Agent SDK provides a toolkit for composing agents and subagents atop Claude models. It standardizes tool use, memory handling, and permission patterns, helping teams skip custom code. The SDK promotes safer orchestration for extended tasks through documentation on initialization and best practices. 

Access the overview at https://docs.claude.com/en/api/agent-sdk/overview for production setups.

Subagent

Subagents specialize in narrow roles within broader workflows to enhance focus. They isolate context and credentials, curbing failures from spreading across systems. This design fosters parallelism and eases debugging in complex operations. Subagents improve throughput and safety for jobs spanning hours or more.

Checkpoint

Think of checkpoints as snapshots grabbing files, choices, and plans at key spots. When things go wrong, agents rewind instead of piling on mistakes. This slashes time lost and eases reviews for busy teams. 

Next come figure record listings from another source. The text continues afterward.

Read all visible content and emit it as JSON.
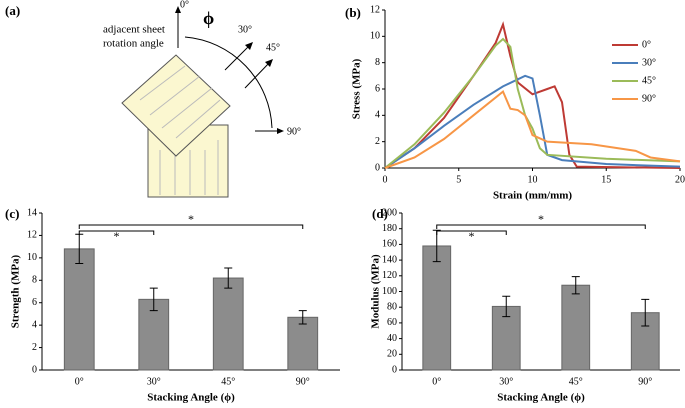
{
  "diagram": {
    "panel_label": "(a)",
    "top_angle": "0°",
    "caption": [
      "adjacent sheet",
      "rotation angle"
    ],
    "symbol": "ϕ",
    "angles": [
      "30°",
      "45°",
      "90°"
    ]
  },
  "chart_data": [
    {
      "type": "line",
      "panel_label": "(b)",
      "x_label": "Strain (mm/mm)",
      "y_label": "Stress (MPa)",
      "xlim": [
        0,
        20
      ],
      "xticks": [
        0,
        5,
        10,
        15,
        20
      ],
      "ylim": [
        0,
        12
      ],
      "yticks": [
        0,
        2,
        4,
        6,
        8,
        10,
        12
      ],
      "legend": "upper right",
      "series": [
        {
          "name": "0°",
          "color": "#be3a34",
          "x": [
            0,
            2,
            4,
            6,
            7.5,
            8,
            8.5,
            9,
            10,
            11,
            11.5,
            12,
            12.5,
            13,
            20
          ],
          "values": [
            0,
            1.5,
            3.8,
            7,
            9.5,
            10.9,
            8.5,
            6.5,
            5.6,
            6,
            6.2,
            5,
            1,
            0.1,
            0
          ]
        },
        {
          "name": "30°",
          "color": "#4a7ebb",
          "x": [
            0,
            2,
            4,
            6,
            8,
            9.5,
            10,
            10.5,
            11,
            12,
            15,
            20
          ],
          "values": [
            0,
            1.5,
            3.2,
            4.8,
            6.2,
            7,
            6.8,
            4,
            1,
            0.6,
            0.3,
            0.1
          ]
        },
        {
          "name": "45°",
          "color": "#9bbb59",
          "x": [
            0,
            2,
            4,
            6,
            7.5,
            8,
            8.5,
            9,
            9.5,
            10,
            10.5,
            11,
            15,
            20
          ],
          "values": [
            0,
            1.8,
            4.2,
            7,
            9.3,
            9.8,
            9.2,
            6,
            4,
            3,
            1.5,
            1,
            0.7,
            0.5
          ]
        },
        {
          "name": "90°",
          "color": "#f79646",
          "x": [
            0,
            2,
            4,
            6,
            8,
            8.5,
            9,
            9.5,
            10,
            11,
            14,
            17,
            18,
            20
          ],
          "values": [
            0,
            0.8,
            2.2,
            4,
            5.8,
            4.5,
            4.4,
            4,
            2.5,
            2,
            1.8,
            1.3,
            0.8,
            0.5
          ]
        }
      ]
    },
    {
      "type": "bar",
      "panel_label": "(c)",
      "x_label": "Stacking Angle (ϕ)",
      "y_label": "Strength (MPa)",
      "color": "#8c8c8c",
      "categories": [
        "0°",
        "30°",
        "45°",
        "90°"
      ],
      "values": [
        10.8,
        6.3,
        8.2,
        4.7
      ],
      "errors": [
        1.3,
        1.0,
        0.9,
        0.6
      ],
      "ylim": [
        0,
        14
      ],
      "yticks": [
        0,
        2,
        4,
        6,
        8,
        10,
        12,
        14
      ],
      "annotations": [
        {
          "text": "*",
          "from": "0°",
          "to": "30°"
        },
        {
          "text": "*",
          "from": "0°",
          "to": "90°"
        }
      ]
    },
    {
      "type": "bar",
      "panel_label": "(d)",
      "x_label": "Stacking Angle (ϕ)",
      "y_label": "Modulus (MPa)",
      "color": "#8c8c8c",
      "categories": [
        "0°",
        "30°",
        "45°",
        "90°"
      ],
      "values": [
        158,
        81,
        108,
        73
      ],
      "errors": [
        20,
        13,
        11,
        17
      ],
      "ylim": [
        0,
        200
      ],
      "yticks": [
        0,
        20,
        40,
        60,
        80,
        100,
        120,
        140,
        160,
        180,
        200
      ],
      "annotations": [
        {
          "text": "*",
          "from": "0°",
          "to": "30°"
        },
        {
          "text": "*",
          "from": "0°",
          "to": "90°"
        }
      ]
    }
  ]
}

Sonnet 4.5 weaves these into Claude Code for easy bounce-back.

ASL-3

ASL-3 outlines Anthropic’s rules for powerful yet controlled systems. Built-in classifiers watch chats to nix dangers like risky moves or sneaky injections. Sonnet 4.5 sits comfy under ASL-4 limits, capping wild autonomy. Still, add your own audits and controls, as urged in the 2025 system card.